More than 4,300 children receive birth certificates in Northern Province

Birth
Wednesday, July 28, 2021

By Teddy Mofya - CCESP Development Facilitator, Zambia

Every child has the right to a legal identity, but a quarter of children born today do not “officially” exist. These children are deprived of birth certificates – their first legal proof of identity – simply because their parents cannot afford it, cannot reach it, or face some other barrier to learning about and accessing registration services. According to the Zambia Demographic and Health Survey (2018), only 14.2% of children under the age of five have registered births, with 6.6% having birth certificates.

Without a birth certificate, children are invisible to their governments. This means they may miss out on essential programmes like child protection, health care and education that help secure their most fundamental rights. Because children without a birth certificate are unable to prove their age, they are more vulnerable to violence, abuse and exploitation, or forced into early marriage or child labour. If they come into contact with the justice system, they may be prosecuted as adults and exposed to even more violence.
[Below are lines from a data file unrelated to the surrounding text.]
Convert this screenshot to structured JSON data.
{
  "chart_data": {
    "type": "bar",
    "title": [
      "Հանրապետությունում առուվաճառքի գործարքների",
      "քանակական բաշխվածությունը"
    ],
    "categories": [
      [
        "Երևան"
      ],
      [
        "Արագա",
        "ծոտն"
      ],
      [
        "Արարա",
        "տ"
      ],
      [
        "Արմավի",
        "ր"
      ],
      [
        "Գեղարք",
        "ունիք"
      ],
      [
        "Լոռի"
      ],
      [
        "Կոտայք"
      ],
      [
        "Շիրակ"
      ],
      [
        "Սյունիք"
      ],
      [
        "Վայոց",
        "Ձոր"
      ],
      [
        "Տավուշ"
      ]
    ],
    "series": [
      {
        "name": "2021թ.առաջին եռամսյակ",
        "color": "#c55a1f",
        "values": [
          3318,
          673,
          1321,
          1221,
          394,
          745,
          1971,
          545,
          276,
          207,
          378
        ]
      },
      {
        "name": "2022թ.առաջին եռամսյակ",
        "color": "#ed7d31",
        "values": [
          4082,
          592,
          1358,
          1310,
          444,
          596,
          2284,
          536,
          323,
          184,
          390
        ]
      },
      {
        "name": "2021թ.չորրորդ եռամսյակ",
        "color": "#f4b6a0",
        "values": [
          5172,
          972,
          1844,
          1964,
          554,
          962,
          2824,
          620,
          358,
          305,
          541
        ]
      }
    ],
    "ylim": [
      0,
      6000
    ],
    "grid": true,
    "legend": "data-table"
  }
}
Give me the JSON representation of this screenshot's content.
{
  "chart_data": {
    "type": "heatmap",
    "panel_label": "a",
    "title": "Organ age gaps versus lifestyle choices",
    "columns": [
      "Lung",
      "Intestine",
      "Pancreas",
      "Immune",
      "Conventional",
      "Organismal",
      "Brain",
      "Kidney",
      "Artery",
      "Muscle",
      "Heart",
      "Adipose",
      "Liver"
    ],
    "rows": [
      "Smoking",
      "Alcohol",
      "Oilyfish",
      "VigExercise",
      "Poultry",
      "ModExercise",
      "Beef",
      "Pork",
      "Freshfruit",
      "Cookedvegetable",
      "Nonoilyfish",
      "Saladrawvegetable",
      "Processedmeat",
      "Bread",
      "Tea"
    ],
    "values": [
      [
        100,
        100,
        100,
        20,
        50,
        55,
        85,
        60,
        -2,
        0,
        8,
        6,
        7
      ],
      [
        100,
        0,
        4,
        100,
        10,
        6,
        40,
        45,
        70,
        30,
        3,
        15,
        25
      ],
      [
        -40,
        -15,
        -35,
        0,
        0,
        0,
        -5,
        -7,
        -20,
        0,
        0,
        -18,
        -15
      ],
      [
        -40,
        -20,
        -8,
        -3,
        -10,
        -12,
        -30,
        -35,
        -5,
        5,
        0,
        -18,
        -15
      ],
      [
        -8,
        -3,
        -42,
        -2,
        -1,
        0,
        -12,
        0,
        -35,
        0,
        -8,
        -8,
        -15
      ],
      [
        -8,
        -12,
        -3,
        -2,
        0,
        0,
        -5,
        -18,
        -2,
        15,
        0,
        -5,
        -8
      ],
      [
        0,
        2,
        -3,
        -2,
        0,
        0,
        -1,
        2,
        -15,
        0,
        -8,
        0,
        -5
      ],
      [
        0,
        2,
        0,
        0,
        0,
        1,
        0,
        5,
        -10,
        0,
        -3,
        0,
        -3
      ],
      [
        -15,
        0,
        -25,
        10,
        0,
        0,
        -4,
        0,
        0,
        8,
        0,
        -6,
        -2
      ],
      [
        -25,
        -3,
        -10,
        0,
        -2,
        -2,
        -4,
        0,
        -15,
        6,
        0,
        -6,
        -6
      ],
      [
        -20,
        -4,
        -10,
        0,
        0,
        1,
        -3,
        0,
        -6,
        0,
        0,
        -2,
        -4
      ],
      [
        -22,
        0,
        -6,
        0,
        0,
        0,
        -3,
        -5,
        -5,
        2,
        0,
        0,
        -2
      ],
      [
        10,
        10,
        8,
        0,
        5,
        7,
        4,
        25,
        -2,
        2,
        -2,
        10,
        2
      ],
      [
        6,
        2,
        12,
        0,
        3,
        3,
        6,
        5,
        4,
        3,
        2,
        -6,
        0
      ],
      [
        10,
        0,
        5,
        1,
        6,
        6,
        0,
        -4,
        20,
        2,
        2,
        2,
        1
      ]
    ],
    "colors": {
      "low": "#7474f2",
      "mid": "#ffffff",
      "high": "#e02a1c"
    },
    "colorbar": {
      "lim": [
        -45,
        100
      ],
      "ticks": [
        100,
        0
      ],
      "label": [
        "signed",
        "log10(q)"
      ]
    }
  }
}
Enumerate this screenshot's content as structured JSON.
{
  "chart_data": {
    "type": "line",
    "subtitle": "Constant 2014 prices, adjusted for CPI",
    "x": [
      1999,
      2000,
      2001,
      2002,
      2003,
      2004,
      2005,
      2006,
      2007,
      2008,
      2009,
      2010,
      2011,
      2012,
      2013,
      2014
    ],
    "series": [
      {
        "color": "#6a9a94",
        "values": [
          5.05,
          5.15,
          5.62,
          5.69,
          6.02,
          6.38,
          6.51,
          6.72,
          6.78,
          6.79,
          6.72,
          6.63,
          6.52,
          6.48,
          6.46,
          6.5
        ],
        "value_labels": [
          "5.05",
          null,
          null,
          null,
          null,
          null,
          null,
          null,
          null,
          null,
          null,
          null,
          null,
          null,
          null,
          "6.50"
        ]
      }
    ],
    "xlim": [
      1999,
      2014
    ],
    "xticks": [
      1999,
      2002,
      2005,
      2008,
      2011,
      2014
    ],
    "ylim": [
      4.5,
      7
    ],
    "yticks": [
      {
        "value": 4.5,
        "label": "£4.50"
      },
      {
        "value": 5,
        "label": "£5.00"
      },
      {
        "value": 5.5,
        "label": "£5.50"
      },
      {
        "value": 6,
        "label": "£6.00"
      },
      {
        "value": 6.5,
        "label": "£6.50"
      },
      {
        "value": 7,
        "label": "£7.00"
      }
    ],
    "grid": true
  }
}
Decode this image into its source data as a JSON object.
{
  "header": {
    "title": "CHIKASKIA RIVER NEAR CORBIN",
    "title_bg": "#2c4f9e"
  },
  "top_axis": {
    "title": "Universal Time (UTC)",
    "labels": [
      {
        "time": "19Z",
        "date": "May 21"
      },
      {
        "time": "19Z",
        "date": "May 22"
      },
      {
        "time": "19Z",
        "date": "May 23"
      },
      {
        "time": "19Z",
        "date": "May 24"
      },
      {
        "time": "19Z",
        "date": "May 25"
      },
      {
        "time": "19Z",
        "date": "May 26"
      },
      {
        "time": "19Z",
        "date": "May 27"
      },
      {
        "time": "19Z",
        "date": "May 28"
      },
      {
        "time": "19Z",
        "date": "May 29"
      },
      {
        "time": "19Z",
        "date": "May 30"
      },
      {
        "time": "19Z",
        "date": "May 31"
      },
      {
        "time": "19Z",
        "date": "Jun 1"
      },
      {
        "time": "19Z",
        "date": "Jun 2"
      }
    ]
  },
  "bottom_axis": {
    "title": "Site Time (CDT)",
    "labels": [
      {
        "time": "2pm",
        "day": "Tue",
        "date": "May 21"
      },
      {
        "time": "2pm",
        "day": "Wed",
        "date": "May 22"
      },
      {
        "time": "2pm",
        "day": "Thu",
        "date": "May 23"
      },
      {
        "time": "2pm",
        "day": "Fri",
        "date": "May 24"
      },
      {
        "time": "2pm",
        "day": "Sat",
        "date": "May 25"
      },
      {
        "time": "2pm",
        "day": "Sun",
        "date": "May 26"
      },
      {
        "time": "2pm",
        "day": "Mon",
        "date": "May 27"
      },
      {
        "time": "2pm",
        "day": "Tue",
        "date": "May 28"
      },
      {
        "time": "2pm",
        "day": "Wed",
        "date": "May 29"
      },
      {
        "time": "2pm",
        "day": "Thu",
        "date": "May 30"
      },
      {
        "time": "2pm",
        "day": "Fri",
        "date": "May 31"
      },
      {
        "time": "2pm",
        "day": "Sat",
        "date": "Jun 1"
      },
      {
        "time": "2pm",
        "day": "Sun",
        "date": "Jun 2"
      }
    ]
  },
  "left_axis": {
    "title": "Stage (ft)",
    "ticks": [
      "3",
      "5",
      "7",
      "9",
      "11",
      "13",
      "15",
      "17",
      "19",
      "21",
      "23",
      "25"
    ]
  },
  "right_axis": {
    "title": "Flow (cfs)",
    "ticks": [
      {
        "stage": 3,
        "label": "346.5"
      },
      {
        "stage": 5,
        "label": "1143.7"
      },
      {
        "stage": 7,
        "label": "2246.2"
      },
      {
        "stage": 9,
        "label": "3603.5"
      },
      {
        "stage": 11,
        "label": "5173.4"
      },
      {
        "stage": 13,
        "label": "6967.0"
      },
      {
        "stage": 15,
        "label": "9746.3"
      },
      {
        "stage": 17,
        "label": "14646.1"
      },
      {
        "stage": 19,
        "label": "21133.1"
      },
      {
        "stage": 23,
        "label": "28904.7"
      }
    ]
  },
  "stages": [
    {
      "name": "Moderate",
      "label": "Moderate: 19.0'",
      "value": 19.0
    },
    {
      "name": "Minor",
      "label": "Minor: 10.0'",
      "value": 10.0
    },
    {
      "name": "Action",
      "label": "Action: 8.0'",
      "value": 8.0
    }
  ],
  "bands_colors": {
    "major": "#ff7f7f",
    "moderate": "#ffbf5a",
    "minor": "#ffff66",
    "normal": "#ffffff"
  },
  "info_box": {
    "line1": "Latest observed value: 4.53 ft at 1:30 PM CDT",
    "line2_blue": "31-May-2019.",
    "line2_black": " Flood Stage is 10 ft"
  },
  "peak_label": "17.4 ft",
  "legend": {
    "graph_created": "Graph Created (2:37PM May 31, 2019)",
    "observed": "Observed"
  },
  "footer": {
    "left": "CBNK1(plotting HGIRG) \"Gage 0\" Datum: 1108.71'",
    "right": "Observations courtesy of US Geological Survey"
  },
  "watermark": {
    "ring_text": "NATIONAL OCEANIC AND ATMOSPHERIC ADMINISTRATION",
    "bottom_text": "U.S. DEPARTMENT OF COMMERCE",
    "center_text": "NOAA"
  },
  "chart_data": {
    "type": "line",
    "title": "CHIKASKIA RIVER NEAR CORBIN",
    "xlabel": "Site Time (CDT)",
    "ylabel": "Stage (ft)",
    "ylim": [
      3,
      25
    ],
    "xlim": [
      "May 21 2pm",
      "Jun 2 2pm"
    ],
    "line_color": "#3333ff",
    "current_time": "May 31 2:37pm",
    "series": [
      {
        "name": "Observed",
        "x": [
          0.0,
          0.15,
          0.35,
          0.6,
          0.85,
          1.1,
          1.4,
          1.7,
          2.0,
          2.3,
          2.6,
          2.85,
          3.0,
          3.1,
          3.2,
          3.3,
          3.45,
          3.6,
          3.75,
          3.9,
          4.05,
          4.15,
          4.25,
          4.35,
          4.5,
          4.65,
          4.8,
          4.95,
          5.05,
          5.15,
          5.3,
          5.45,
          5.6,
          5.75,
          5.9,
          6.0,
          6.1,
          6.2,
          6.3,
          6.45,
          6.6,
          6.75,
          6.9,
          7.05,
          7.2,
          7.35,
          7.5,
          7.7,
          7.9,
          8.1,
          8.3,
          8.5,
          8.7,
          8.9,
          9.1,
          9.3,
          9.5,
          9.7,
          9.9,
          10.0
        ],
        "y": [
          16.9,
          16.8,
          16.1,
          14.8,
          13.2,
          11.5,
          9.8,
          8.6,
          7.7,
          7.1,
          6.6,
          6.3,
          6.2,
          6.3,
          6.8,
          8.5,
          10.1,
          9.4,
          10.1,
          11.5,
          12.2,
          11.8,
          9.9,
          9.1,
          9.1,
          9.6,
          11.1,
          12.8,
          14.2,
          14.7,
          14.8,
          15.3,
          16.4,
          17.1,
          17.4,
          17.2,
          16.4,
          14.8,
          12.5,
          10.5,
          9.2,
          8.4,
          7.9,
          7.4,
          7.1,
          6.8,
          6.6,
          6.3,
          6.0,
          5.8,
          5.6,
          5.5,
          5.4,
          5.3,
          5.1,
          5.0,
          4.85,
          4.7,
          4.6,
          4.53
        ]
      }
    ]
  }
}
In an effort to ensure that boys and girls from vulnerable households remain protected while at home during the COVID-19 pandemic period, World Vision has partnered with the Government of the Republic of Zambia through the Department of Passport and National Registration to strengthen civil registration systems aimed at multiplying registration and issuance of birth certificates in Northern Province.

A total of 4,800 boys and girls in Mungwi district have been registered, while 4,330 certificates have been issued. When issued with a birth certificate, it is believed that boys and girls will have official legal proof of identity that can help protect them from violence, abuse neglect and exploitation. Without a birth certificate, children are unable to prove their age, which puts them at a much higher risk of being forced into early marriage.

“I am grateful to the Government and World Vision for ensuring that children in our community can have proof to confirm their age. I am thankful that my children and their friends have been able to receive birth certificates”, says 40-year-old Bridget, a mother of three children.

“Working with World Vision, efforts are being made by increasing mobile registration service points where children can be registered in communities in Mungwi, developing local by-laws that favour birth registration at the community level and innovations in conducting the process by integrating End Child Marriage (ECM) campaign messaging through ECM mat”, says Kennedy Makukula, the Provincial Registrar for Northern Province. “The organisation has always been supporting developmental projects aimed at strengthening child protection systems in the province and country at large. World Vision supported the construction of the Birth Certificate Issuance Centre, which was handed over to the Government in December 2019.”

And World Vision's Mwamba Cluster Area Programme Manager Charles Phiri noted that birth certificates help protect children against child marriage, as it provides proof of age. “Birth registration provides a child with legal identity and a proof of existence. It is a right for every child as it provides evidence of child’s birthplace, parentage and proof of age especially when issues of abuse occur in trying to define whether one is a child or not”, he says.